10 février 2010

Cohésion du Conseil fédéral ?

Faut-il, comme le demande Le Temps du 10 février, plus de cohérence au Conseil fédéral ?
On attend de nos sept sages qu'ils parlent d'une seule voix, qu'ils guident ensemble, d'une main sûre, le pays vers des rivages heureux. Or c'est faire fi de nos institutions et de la démocratie directe que de croire qu'il suffit que le gouvernement s'exprime pour que le Parlement et peuple suivent. La lenteur à trancher est la première caractéristique de ce système où tant d'acteurs participent à la décision. C'est dire que là où un Sarkozy décide et applique en quelques jours, le Gouvernement suisse doit consulter, proposer, expliquer et tenter de convaincre avant de laisser le parlement et le peuple décider.

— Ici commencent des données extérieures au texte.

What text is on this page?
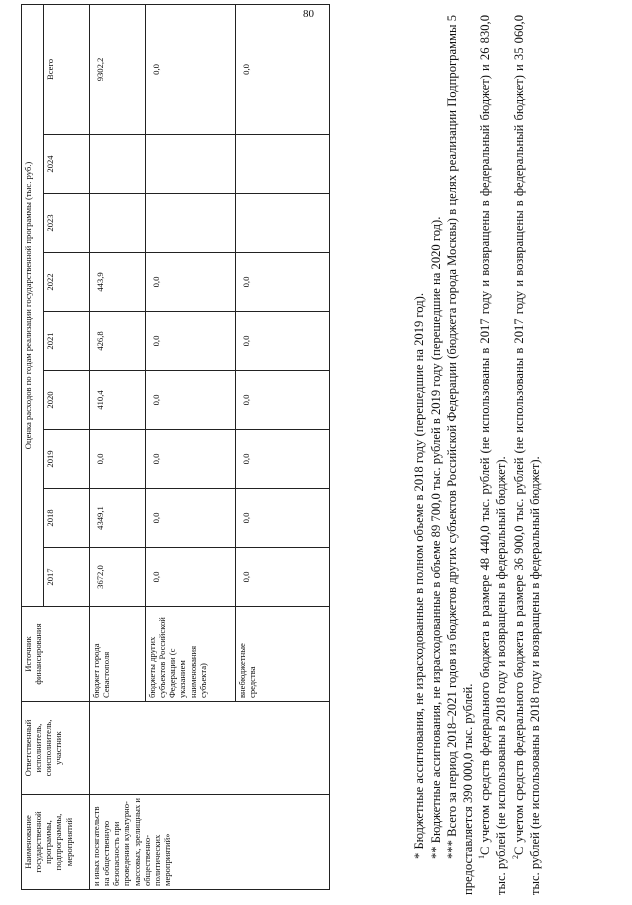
80
Наименование государственной программы, подпрограммы, мероприятий	Ответственный исполнитель, соисполнитель, участник	Источник финансирования	Оценка расходов по годам реализации государственной программы (тыс. руб.)								
			2017	2018	2019	2020	2021	2022	2023	2024	Всего
и иных посягательств на общественную безопасность при проведении культурно-массовых, зрелищных и общественно-политических мероприятий»		бюджет города Севастополя	3672,0	4349,1	0,0	410,4	426,8	443,9			9302,2
		бюджеты других субъектов Российской Федерации (с указанием наименования субъекта)	0,0	0,0	0,0	0,0	0,0	0,0			0,0
		внебюджетные средства	0,0	0,0	0,0	0,0	0,0	0,0			0,0

* Бюджетные ассигнования, не израсходованные в полном объеме в 2018 году (перешедшие на 2019 год). ** Бюджетные ассигнования, не израсходованные в объеме 89 700,0 тыс. рублей в 2019 году (перешедшие на 2020 год). *** Всего за период 2018–2021 годов из бюджетов других субъектов Российской Федерации (бюджета города Москвы) в целях реализации Подпрограммы 5 предоставляется 390 000,0 тыс. рублей. $^1$С учетом средств федерального бюджета в размере 48 440,0 тыс. рублей (не использованы в 2017 году и возвращены в федеральный бюджет) и 26 830,0 тыс. рублей (не использованы в 2018 году и возвращены в федеральный бюджет). $^2$С учетом средств федерального бюджета в размере 36 900,0 тыс. рублей (не использованы в 2017 году и возвращены в федеральный бюджет) и 35 060,0 тыс. рублей (не использованы в 2018 году и возвращены в федеральный бюджет).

Il faudrait donc que nos Conseillers fédéraux puissent préparer l'opinion publique, participer aux débats dans le pays, et pour cela donner leur avis, expliquer les enjeux, les avantages et les inconvénients. Comment être crédible, compris et suivis si les différents courants politiques ne voient pas que leurs points de vue se sont exprimés, ont été pris en compte dans le compromis proposé ou alors écarté, mais démocratiquement. Une fois les décisions prises, leur défense commune par les sept membres du Conseil aurait alors bien plus de poids.
Il faut être perpétuellement dans la majorité pour croire que sept personnes qui répètent tous la même chose sont plus crédibles et convaincants que s'ils avaient d'abord chacun exposés leur propre avis. Que les sept personnages politiques les plus importants du pays participent si peu aux combats politiques, aux débats d'idées empêche de s'attaquer aux vrais problèmes de notre société. Sinon comment expliquer par exemple le lourd silence sur l'ambiguïté de nos relation avec l'Union européenne, la dépendance où nous sommes des décisions prisent à Bruxelles.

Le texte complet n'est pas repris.